Lots to detail here because what is happening is not obvious. I’ll try to simplify it:
-
Using Datasets.map to encode a dataset that has Sequence, Array3d and Array2d features. Note that the Array2D features have a dynamic first dimension.
-
I can successfully encode and save to disk locally on a fraction of the data, I can also encode and save to S3 running on sagemaker on a 1/3rd of the data (~3000 rows).
-
However, when I run on the full dataset (~9,000 rows) on sagemaker with 16 processors and a batch size of 1000, the mapper gets to the end of mapping across all processors and hangs indefinitely.
-
Oddly when I manually press “stop” on the sagemaker processing instance, whatever “stop” does jostles the CPU(s) out of their hanging state and the mapper proceeds to the next step (where it appears to be flattening the indices) before the instance dies
-
In an attempt to debug i ran the same dataset and same code but with
num_proc=1
. This time mapping fully completed, but I got an error on thesave_to_disk
call:
File "/opt/conda/lib/python3.8/site-packages/datasets/arrow_dataset.py", line 1348, in save_to_disk
dataset = self.flatten_indices(num_proc=num_proc) if self._indices is not None else self
File "/opt/conda/lib/python3.8/site-packages/datasets/arrow_dataset.py", line 528, in wrapper
out: Union["Dataset", "DatasetDict"] = func(self, *args, **kwargs)
File "/opt/conda/lib/python3.8/site-packages/datasets/fingerprint.py", line 511, in wrapper
out = func(dataset, *args, **kwargs)
File "/opt/conda/lib/python3.8/site-packages/datasets/arrow_dataset.py", line 3541, in flatten_indices
return self.map(
File "/opt/conda/lib/python3.8/site-packages/datasets/arrow_dataset.py", line 563, in wrapper
out: Union["Dataset", "DatasetDict"] = func(self, *args, **kwargs)
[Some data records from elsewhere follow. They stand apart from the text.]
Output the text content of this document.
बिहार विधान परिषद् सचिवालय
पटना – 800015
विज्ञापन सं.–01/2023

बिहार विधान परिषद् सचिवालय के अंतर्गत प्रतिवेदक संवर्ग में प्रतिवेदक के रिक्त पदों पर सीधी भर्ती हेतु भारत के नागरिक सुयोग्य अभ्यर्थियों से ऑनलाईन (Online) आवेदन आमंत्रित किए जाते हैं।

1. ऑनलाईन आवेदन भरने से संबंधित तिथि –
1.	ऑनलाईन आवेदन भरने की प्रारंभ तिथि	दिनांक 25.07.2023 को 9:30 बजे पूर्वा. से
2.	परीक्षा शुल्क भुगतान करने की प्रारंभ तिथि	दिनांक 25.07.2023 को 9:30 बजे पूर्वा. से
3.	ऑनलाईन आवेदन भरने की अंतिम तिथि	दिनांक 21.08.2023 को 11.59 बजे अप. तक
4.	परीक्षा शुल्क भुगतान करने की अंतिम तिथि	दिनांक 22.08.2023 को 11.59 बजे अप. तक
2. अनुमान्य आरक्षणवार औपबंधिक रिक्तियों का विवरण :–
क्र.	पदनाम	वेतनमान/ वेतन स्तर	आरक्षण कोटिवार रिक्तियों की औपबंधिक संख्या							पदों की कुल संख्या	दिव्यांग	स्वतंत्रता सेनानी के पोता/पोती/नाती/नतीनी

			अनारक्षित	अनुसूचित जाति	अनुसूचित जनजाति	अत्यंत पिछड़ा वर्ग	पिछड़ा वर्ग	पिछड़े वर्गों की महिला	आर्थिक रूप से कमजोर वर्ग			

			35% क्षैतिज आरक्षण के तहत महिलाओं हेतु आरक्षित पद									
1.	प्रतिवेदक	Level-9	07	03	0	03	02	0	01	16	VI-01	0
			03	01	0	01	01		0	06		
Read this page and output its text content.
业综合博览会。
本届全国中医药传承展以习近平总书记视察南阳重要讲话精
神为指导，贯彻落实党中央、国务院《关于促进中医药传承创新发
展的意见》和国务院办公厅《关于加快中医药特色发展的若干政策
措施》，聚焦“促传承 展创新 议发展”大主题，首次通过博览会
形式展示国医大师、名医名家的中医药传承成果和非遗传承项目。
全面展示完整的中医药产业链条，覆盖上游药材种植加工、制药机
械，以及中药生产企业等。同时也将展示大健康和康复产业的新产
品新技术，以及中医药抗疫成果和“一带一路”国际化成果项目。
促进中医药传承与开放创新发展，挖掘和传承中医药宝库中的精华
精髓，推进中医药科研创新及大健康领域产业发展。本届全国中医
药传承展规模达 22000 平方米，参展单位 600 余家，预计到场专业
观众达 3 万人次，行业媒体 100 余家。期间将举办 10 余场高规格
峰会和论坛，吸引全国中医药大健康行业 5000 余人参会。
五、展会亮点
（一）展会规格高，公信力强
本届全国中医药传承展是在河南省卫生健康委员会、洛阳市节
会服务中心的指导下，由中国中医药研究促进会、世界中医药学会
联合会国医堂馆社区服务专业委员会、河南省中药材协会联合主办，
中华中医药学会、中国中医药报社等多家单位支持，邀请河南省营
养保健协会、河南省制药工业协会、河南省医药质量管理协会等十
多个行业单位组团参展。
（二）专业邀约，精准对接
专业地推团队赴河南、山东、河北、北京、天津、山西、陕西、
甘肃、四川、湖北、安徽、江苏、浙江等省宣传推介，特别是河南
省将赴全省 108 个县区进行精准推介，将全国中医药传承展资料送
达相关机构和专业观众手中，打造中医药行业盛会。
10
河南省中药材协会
File "/opt/conda/lib/python3.8/site-packages/datasets/arrow_dataset.py", line 528, in wrapper
out: Union["Dataset", "DatasetDict"] = func(self, *args, **kwargs)
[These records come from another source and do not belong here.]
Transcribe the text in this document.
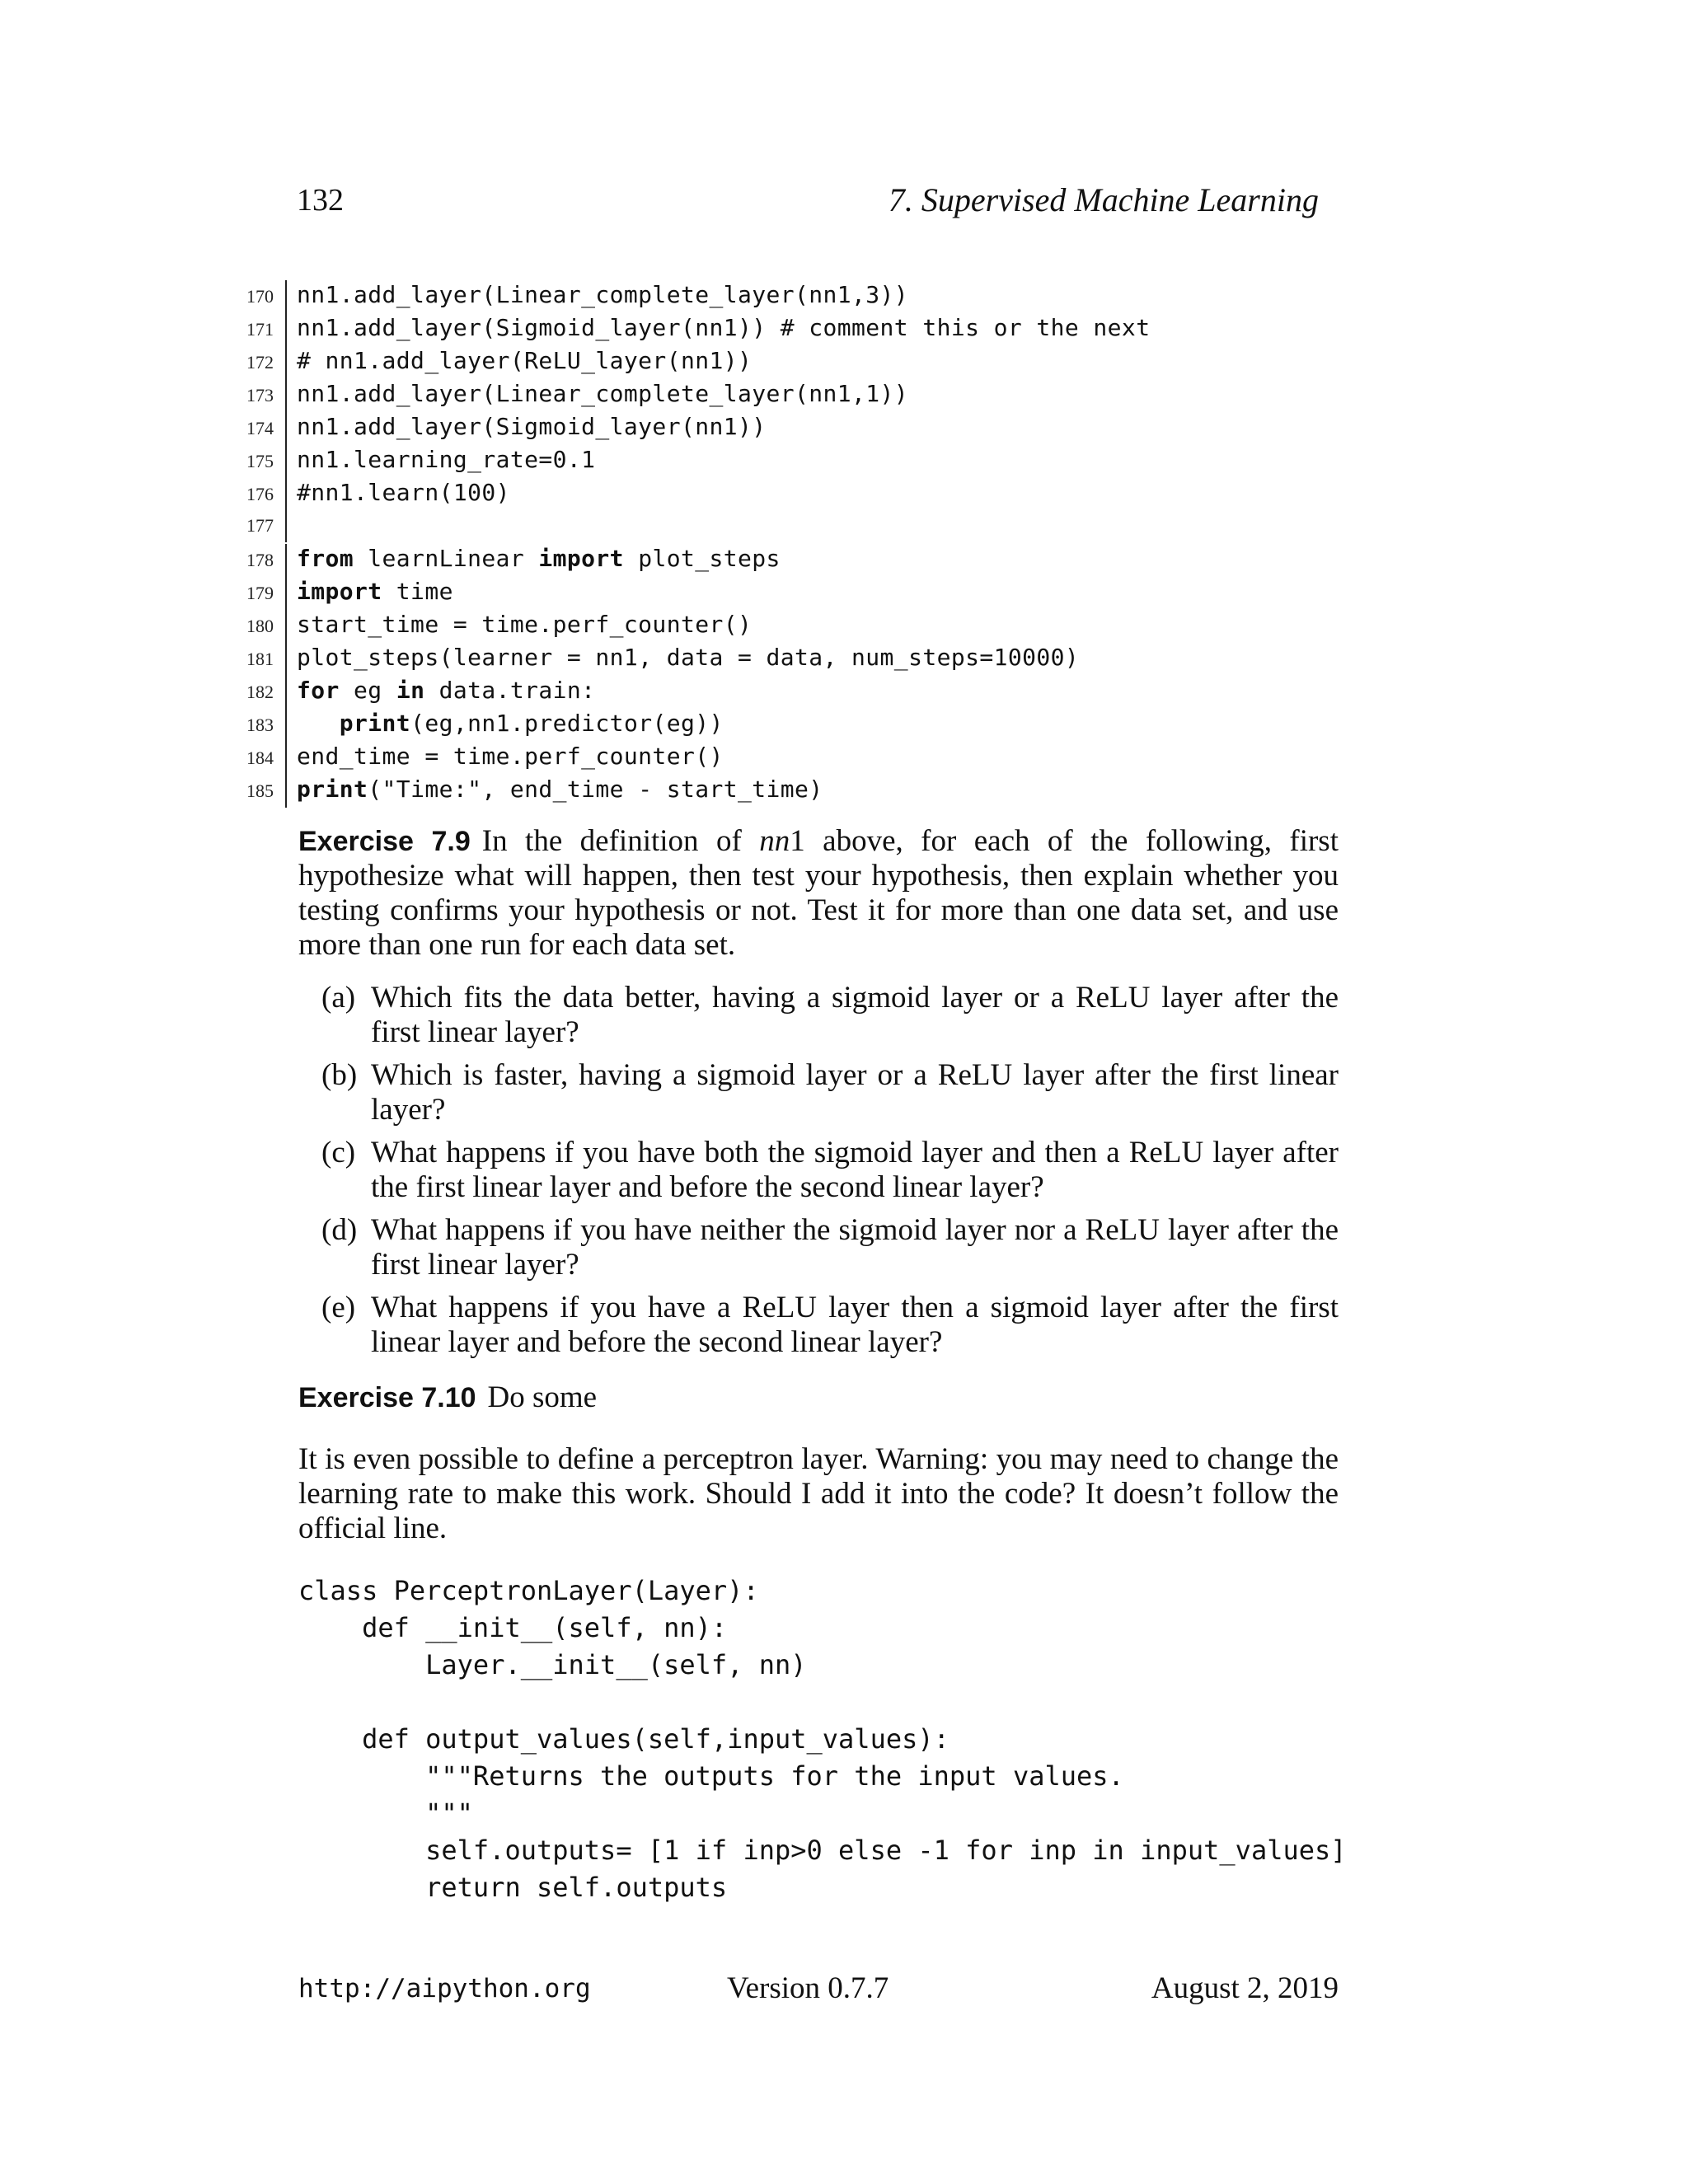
132	7. Supervised Machine Learning
170	nn1.add_layer(Linear_complete_layer(nn1,3))
171	nn1.add_layer(Sigmoid_layer(nn1)) # comment this or the next
172	# nn1.add_layer(ReLU_layer(nn1))
173	nn1.add_layer(Linear_complete_layer(nn1,1))
174	nn1.add_layer(Sigmoid_layer(nn1))
175	nn1.learning_rate=0.1
176	#nn1.learn(100)
177
178	from learnLinear import plot_steps
179	import time
180	start_time = time.perf_counter()
181	plot_steps(learner = nn1, data = data, num_steps=10000)
182	for eg in data.train:
183	print(eg,nn1.predictor(eg))
184	end_time = time.perf_counter()
185	print("Time:", end_time - start_time)
Exercise 7.9 In the definition of nn1 above, for each of the following, first hypothesize what will happen, then test your hypothesis, then explain whether you testing confirms your hypothesis or not. Test it for more than one data set, and use more than one run for each data set.
(a) Which fits the data better, having a sigmoid layer or a ReLU layer after the first linear layer?
(b) Which is faster, having a sigmoid layer or a ReLU layer after the first linear layer?
(c) What happens if you have both the sigmoid layer and then a ReLU layer after the first linear layer and before the second linear layer?
(d) What happens if you have neither the sigmoid layer nor a ReLU layer after the first linear layer?
(e) What happens if you have a ReLU layer then a sigmoid layer after the first linear layer and before the second linear layer?
Exercise 7.10 Do some
It is even possible to define a perceptron layer. Warning: you may need to change the learning rate to make this work. Should I add it into the code? It doesn’t follow the official line.
class PerceptronLayer(Layer):
def __init__(self, nn):
Layer.__init__(self, nn)
def output_values(self,input_values):
"""Returns the outputs for the input values.
"""
self.outputs= [1 if inp>0 else -1 for inp in input_values]
return self.outputs
http://aipython.org	Version 0.7.7	August 2, 2019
File "/opt/conda/lib/python3.8/site-packages/datasets/arrow_dataset.py", line 2953, in map
for rank, done, content in Dataset._map_single(**dataset_kwargs):
File "/opt/conda/lib/python3.8/site-packages/datasets/arrow_dataset.py", line 3346, in _map_single
writer.write_batch(batch)
File "/opt/conda/lib/python3.8/site-packages/datasets/arrow_writer.py", line 555, in write_batch
self.write_table(pa_table, writer_batch_size)
File "/opt/conda/lib/python3.8/site-packages/datasets/arrow_writer.py", line 567, in write_table
pa_table = pa_table.combine_chunks()
File "pyarrow/table.pxi", line 3241, in pyarrow.lib.Table.combine_chunks
File "pyarrow/error.pxi", line 144, in pyarrow.lib.pyarrow_internal_check_status
File "pyarrow/error.pxi", line 121, in pyarrow.lib.check_status
pyarrow.lib.ArrowNotImplementedError: concatenation of extension<arrow.py_extension_type<Array2DExtensionType>>
Which is odd because I’ve used Array2D successfully multiple times in the past.
I tried this with num_proc=1 with a batch_size=1000 and batch_size=100 and got the same error.